Now, I am pro–Jodie Foster, and not just because she’s a lesbian. (A lesbian who dated Russell Crowe. “No woman is safe!”) She’s only slightly overrated, but any actress who always comes off as smart is OK in my book. I am also pro–Forrest Whitaker, asymmetrical and gargoylish as he may be. His purpose in Panic Room is to be lovable and sympathetic – and also a thief, just the sort of contradictory impulse Hollywood loves. (Like closeted lesbian actresses.) So now F. Whitaker has three points to his compass: The Crying Game (a twentieth-century masterpiece), Prêt-à-porter (speaking of Richard E. Grant!), and now this. I found him lovable and sympathetic.

Jared Leto has grown up terrifyingly fast since My So-Called Life. (Since whichever of the unending parade of failed Steve Prefontaine movies he starred in, too.) But no actorial growth spurt can excuse his frigging corn rows. What is this, a Bo Derek reference? And Ann Magnuson! Last seen in the Bongwater music video “The Power of Pussy” (ridiculous and a complete joke, but cinematographically beautiful in parts), here she shills real estate and screams, as if a Tilda Swinton/The Deep End manqué, at Jodie Foster’s kid. (Her onscreen kid. She’s pretty good, but she was saddled with two kinds of outré schtick – diabetic ketoacidosis and the teenager-is-calm-while-mom-freaks-out archetype of nouveau teen dramas like, indeed, My So-Called Life.)

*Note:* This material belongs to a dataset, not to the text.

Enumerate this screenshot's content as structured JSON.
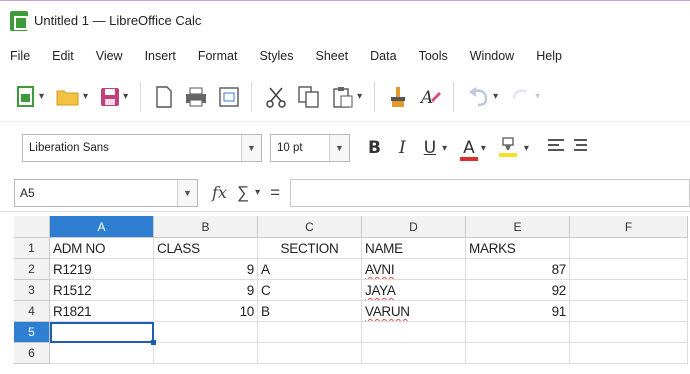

The credit sequence was a Modernist typographic triumph, adequately explained in audio description. (See Typecasting.) The planar structures of lines of type floating in perspective high atop New York perfectly foreshadowed the self-contained setting of the film – the only brownstone (“townstone”) in Manhattan with no colour at all. It will be conceded that I am also pro–David Fincher, and anyone who says the slightest disparaging thing about Fight Club is gonna have to get past me first.

Caption quality

Well, first the Notes Problem. I try to take a couple of index cards with me to jot down howlers. Since I had already attracted so much attention, I felt chastened and did not want to rustle around in my jacket (a Vancouver æsthetic ill-suited to Toronto – I’m Gore-Tex and fleece all the way, and Gore-Tex is crinkly!) to dig out both the cards I brought.

So I used only one. And later found I had done a complete Ouija board and written and rewritten on top of the same lines. (The hands have certain spots on the unseen paper they like to write on and are magnetically drawn back to those spots every time.)

On the way back, I undertook hieroglyphic cuneiform rune analysis and tried to retranscribe everything. I thought to myself: “Moral of the story: Bring more frigging cards!” But when I checked the various pockets of my purse, I saw that I had had seven of them on me. Never frigging again.

Where were we? Oh, yes. Captions.

The presence and absence of music were handled well, but I wish to hell they’d stop using this ♪♪ (two staffnotes). They’re already intelligently writing (music continues), which is correct. Do not try to collapse complex auditory phenomena onto punctuation.

The absence of true flush-right text is still inexplicable and is increasingly bothersome given how little space there is to differentiate speakers.

There may be further issues, but I’ll leave it to future archæologists to decipher my overwritten notes.

Description quality

Miles Neff was the narrator again. Surprising number of little problems.

Exit interview

The playa at Guest Services was bouncy and positive. She told me it was pretty unusual to give out any kind of equipment, in her experience. She checked the book (they take I.D. and jot the details down later in the book): Since March, about 40 uses of the equipment. Actually, that’s not bad. And three reflectors had been signed out the night before. Memo to self: Try to go to Friday shows more.

Curious factoid: I asked how she communicates with people. After all, a lot of them are deaf, right? She replied that she can usually tell they’re deaf and knows a bit of sign language. I think it is generally unremarked that big-D Deaf people (the signing kind – the kind who practice apartheid and are suspicious of hearing people) can in fact be spotted a mile away. Hard-of-hearing people generally cannot, because they consider themselves hearing and act like it.